The Northern reaction to John Brown’s raid convinced many white Southerners that a majority of Northerners wished to free the slaves and incite a race war. Southern extremists, known as “fire-eaters,” told large crowds that John Brown’s attack on Harpers Ferry was “the first act in the grand tragedy of emancipation, and the subjugation of the South in bloody treason.”
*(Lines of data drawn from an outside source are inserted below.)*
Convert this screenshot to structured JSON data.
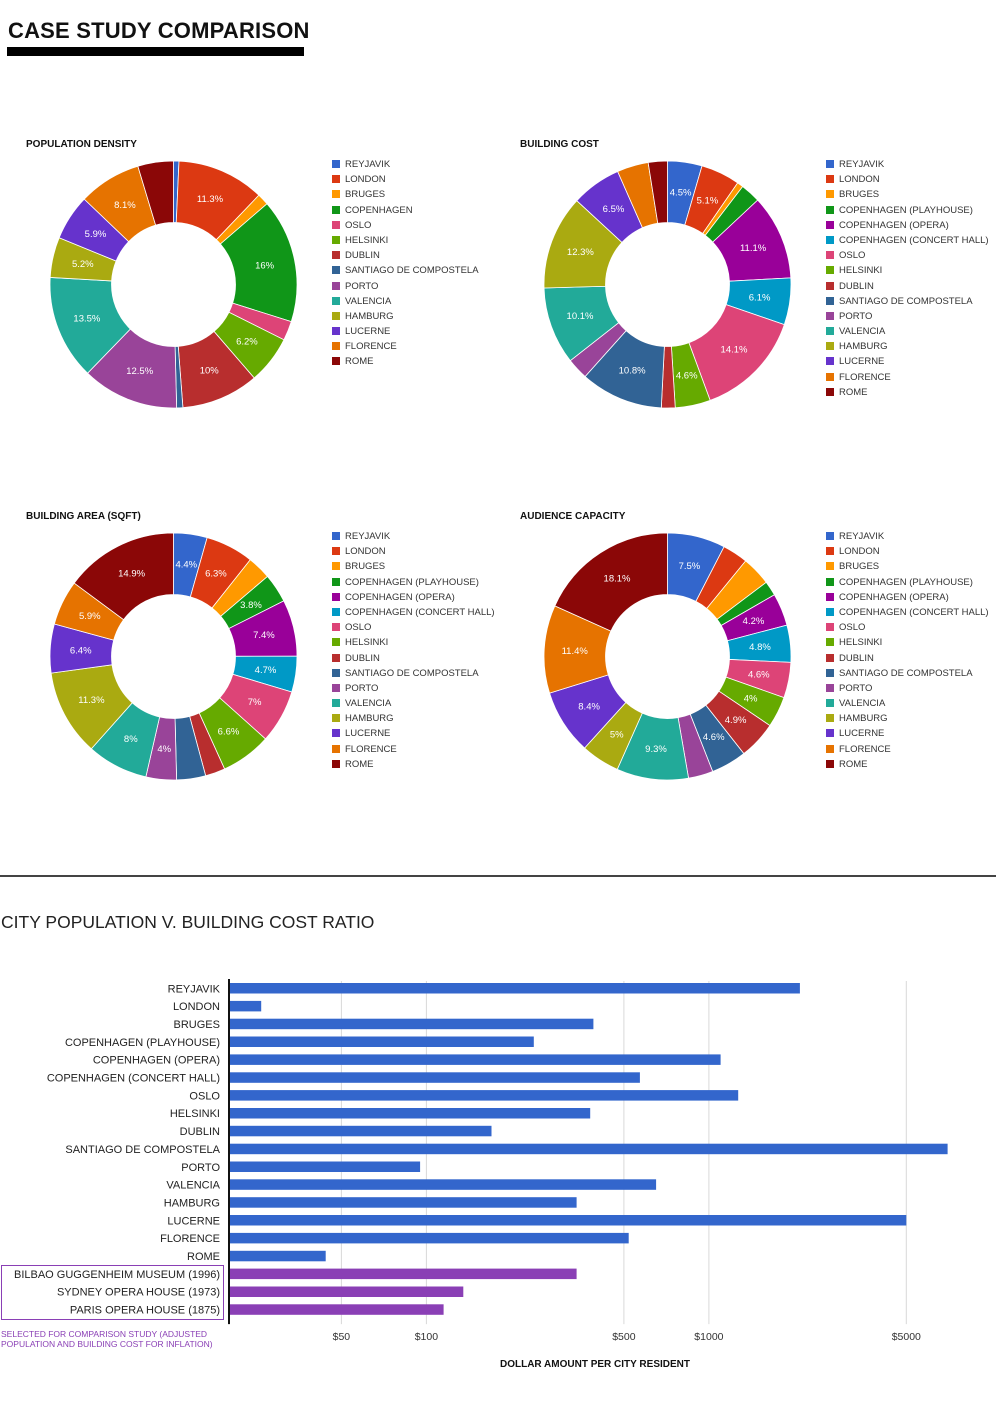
{
  "page": {
    "title": "CASE STUDY COMPARISON"
  },
  "colors": {
    "REYJAVIK": "#3366cc",
    "LONDON": "#dc3912",
    "BRUGES": "#ff9900",
    "COPENHAGEN": "#109618",
    "COPENHAGEN (PLAYHOUSE)": "#109618",
    "COPENHAGEN (OPERA)": "#990099",
    "COPENHAGEN (CONCERT HALL)": "#0099c6",
    "OSLO": "#dd4477",
    "HELSINKI": "#66aa00",
    "DUBLIN": "#b82e2e",
    "SANTIAGO DE COMPOSTELA": "#316395",
    "PORTO": "#994499",
    "VALENCIA": "#22aa99",
    "HAMBURG": "#aaaa11",
    "LUCERNE": "#6633cc",
    "FLORENCE": "#e67300",
    "ROME": "#8b0707",
    "bar_main": "#3366cc",
    "bar_highlight": "#8a3fb5"
  },
  "chart_data": [
    {
      "type": "pie",
      "title": "POPULATION DENSITY",
      "categories": [
        "REYJAVIK",
        "LONDON",
        "BRUGES",
        "COPENHAGEN",
        "OSLO",
        "HELSINKI",
        "DUBLIN",
        "SANTIAGO DE COMPOSTELA",
        "PORTO",
        "VALENCIA",
        "HAMBURG",
        "LUCERNE",
        "FLORENCE",
        "ROME"
      ],
      "values": [
        0.7,
        11.3,
        1.5,
        16,
        2.5,
        6.2,
        10,
        0.8,
        12.5,
        13.5,
        5.2,
        5.9,
        8.1,
        4.6
      ],
      "labels": [
        "",
        "11.3%",
        "",
        "16%",
        "",
        "6.2%",
        "10%",
        "",
        "12.5%",
        "13.5%",
        "5.2%",
        "5.9%",
        "8.1%",
        ""
      ]
    },
    {
      "type": "pie",
      "title": "BUILDING COST",
      "categories": [
        "REYJAVIK",
        "LONDON",
        "BRUGES",
        "COPENHAGEN (PLAYHOUSE)",
        "COPENHAGEN (OPERA)",
        "COPENHAGEN (CONCERT HALL)",
        "OSLO",
        "HELSINKI",
        "DUBLIN",
        "SANTIAGO DE COMPOSTELA",
        "PORTO",
        "VALENCIA",
        "HAMBURG",
        "LUCERNE",
        "FLORENCE",
        "ROME"
      ],
      "values": [
        4.5,
        5.1,
        0.8,
        2.6,
        11.1,
        6.1,
        14.1,
        4.6,
        1.8,
        10.8,
        2.8,
        10.1,
        12.3,
        6.5,
        4.1,
        2.5
      ],
      "labels": [
        "4.5%",
        "5.1%",
        "",
        "",
        "11.1%",
        "6.1%",
        "14.1%",
        "4.6%",
        "",
        "10.8%",
        "",
        "10.1%",
        "12.3%",
        "6.5%",
        "",
        ""
      ]
    },
    {
      "type": "pie",
      "title": "BUILDING AREA (SQFT)",
      "categories": [
        "REYJAVIK",
        "LONDON",
        "BRUGES",
        "COPENHAGEN (PLAYHOUSE)",
        "COPENHAGEN (OPERA)",
        "COPENHAGEN (CONCERT HALL)",
        "OSLO",
        "HELSINKI",
        "DUBLIN",
        "SANTIAGO DE COMPOSTELA",
        "PORTO",
        "VALENCIA",
        "HAMBURG",
        "LUCERNE",
        "FLORENCE",
        "ROME"
      ],
      "values": [
        4.4,
        6.3,
        3.1,
        3.8,
        7.4,
        4.7,
        7,
        6.6,
        2.6,
        3.8,
        4,
        8,
        11.3,
        6.4,
        5.9,
        14.9
      ],
      "labels": [
        "4.4%",
        "6.3%",
        "",
        "3.8%",
        "7.4%",
        "4.7%",
        "7%",
        "6.6%",
        "",
        "",
        "4%",
        "8%",
        "11.3%",
        "6.4%",
        "5.9%",
        "14.9%"
      ]
    },
    {
      "type": "pie",
      "title": "AUDIENCE CAPACITY",
      "categories": [
        "REYJAVIK",
        "LONDON",
        "BRUGES",
        "COPENHAGEN (PLAYHOUSE)",
        "COPENHAGEN (OPERA)",
        "COPENHAGEN (CONCERT HALL)",
        "OSLO",
        "HELSINKI",
        "DUBLIN",
        "SANTIAGO DE COMPOSTELA",
        "PORTO",
        "VALENCIA",
        "HAMBURG",
        "LUCERNE",
        "FLORENCE",
        "ROME"
      ],
      "values": [
        7.5,
        3.3,
        3.8,
        1.9,
        4.2,
        4.8,
        4.6,
        4,
        4.9,
        4.6,
        3.2,
        9.3,
        5,
        8.4,
        11.4,
        18.1
      ],
      "labels": [
        "7.5%",
        "",
        "",
        "",
        "4.2%",
        "4.8%",
        "4.6%",
        "4%",
        "4.9%",
        "4.6%",
        "",
        "9.3%",
        "5%",
        "8.4%",
        "11.4%",
        "18.1%"
      ]
    },
    {
      "type": "bar",
      "orientation": "horizontal",
      "title": "CITY POPULATION  V.  BUILDING COST RATIO",
      "xlabel": "DOLLAR AMOUNT PER CITY RESIDENT",
      "xscale": "log",
      "xlim": [
        20,
        8000
      ],
      "xticks": [
        50,
        100,
        500,
        1000,
        5000
      ],
      "xtick_labels": [
        "$50",
        "$100",
        "$500",
        "$1000",
        "$5000"
      ],
      "categories": [
        "REYJAVIK",
        "LONDON",
        "BRUGES",
        "COPENHAGEN (PLAYHOUSE)",
        "COPENHAGEN (OPERA)",
        "COPENHAGEN (CONCERT HALL)",
        "OSLO",
        "HELSINKI",
        "DUBLIN",
        "SANTIAGO DE COMPOSTELA",
        "PORTO",
        "VALENCIA",
        "HAMBURG",
        "LUCERNE",
        "FLORENCE",
        "ROME",
        "BILBAO GUGGENHEIM MUSEUM (1996)",
        "SYDNEY OPERA HOUSE (1973)",
        "PARIS OPERA HOUSE (1875)"
      ],
      "values": [
        2100,
        26,
        390,
        240,
        1100,
        570,
        1270,
        380,
        170,
        7000,
        95,
        650,
        340,
        5000,
        520,
        44,
        340,
        135,
        115
      ],
      "highlighted": [
        "BILBAO GUGGENHEIM MUSEUM (1996)",
        "SYDNEY OPERA HOUSE (1973)",
        "PARIS OPERA HOUSE (1875)"
      ],
      "note": "SELECTED FOR COMPARISON STUDY (ADJUSTED POPULATION AND BUILDING COST FOR INFLATION)"
    }
  ]
}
After Harpers Ferry, Southerners increasingly believed that secession and creation of a slaveholding confederacy were now the South’s only options. A Virginia newspaper noted that there were “thousands of men in our midst who, a month ago, scoffed at the idea of dissolution of the Union as a madman’s dream, but who now hold the opinion that its days are numbered.”


The Election of 1860

In April 1860, the Democratic Party assembled in Charleston, South Carolina to select a presidential nominee. Southern delegates insisted that the party endorse a federal code to guarantee the rights of slaveholders in the territories. When the convention rejected the proposal, delegates from the deep South walked out. The remaining delegates reassembled six weeks later in Baltimore and selected Stephen Douglas as their candidate. Southern Democrats proceeded to choose John C. Breckinridge as their presidential nominee.

Electoral map of 1860.

In May, the Constitutional Union Party, which consisted of conservative former Whigs, Know Nothings, and pro-Union Democrats nominated John Bell of Tennessee for President. This short-lived party denounced sectionalism and tried to rally support around a platform that supported the Constitution and the Union. Meanwhile, the Republican Party nominated Abraham Lincoln on the third ballot.

The 1860 election revealed how divided the country had become. There were actually two separate sectional campaigns: one in the North, pitting Lincoln against Douglas, and one in the South between Breckinridge and Bell. Only Stephen Douglas mounted a truly national campaign. The Republicans did not campaign in the South and Lincoln’s name did not appear on the ballot in ten states.

In the final balloting, Lincoln won only 39.9 percent of the popular vote, but received 180 Electoral College votes, 57 more than the combined total of his opponents. He failed to receive a single electoral college vote in the South.


Historical Debates

America’s Worst Presidents

Academic historians consistent rank Franklin Pierce and James Buchanan as among the United States’s worst presidents. Pierce was president when two of the most divisive initiatives in U.S. history took place: Enactment of the Kansas-Nebraska Act, which repealed the Missouri Compromise and revived the slavery issue in American politics, and the Ostend Manifesto, advocating the U.S. annexation of Cuba, which had tens of thousands of slaves, from Spain. 

Buchanan, in turn, was a weak leader, whose inactions helped to intensify sectional tensions and did little to oppose secession of the Southern states.  He meddled in the Supreme Court’s Dred Scott decision, which denied that African-Americans were citizens, mistakenly believing the case would settle the slavery issue.  He also urged Congress to support a pro-slavery government in Kansas that did not have broad support among Kansas’s settlers.

Worse yet, he considered secession illegal and unwise, but declared that the federal government could not legally prevent the Southern states from leaving the Union. In taking this position, he violated his pledge to protect the U.S. Constitution. In his State of the Union address, he laid out his reasoning: “All for which the slave States have ever contended, is to be let alone and permitted to manage their domestic institutions in their own way. As sovereign States, they, and they alone, are responsible before God and the world for the slavery existing among them. For this the people of the North are not more responsible and have no more fight to interfere than with similar institutions in Russia or in Brazil.”

Nor did Buchanan prevent the shipment of arms and other supplies to the Southern states or reinforce federal installations in the region.  He failed to avert the worst crisis in American history.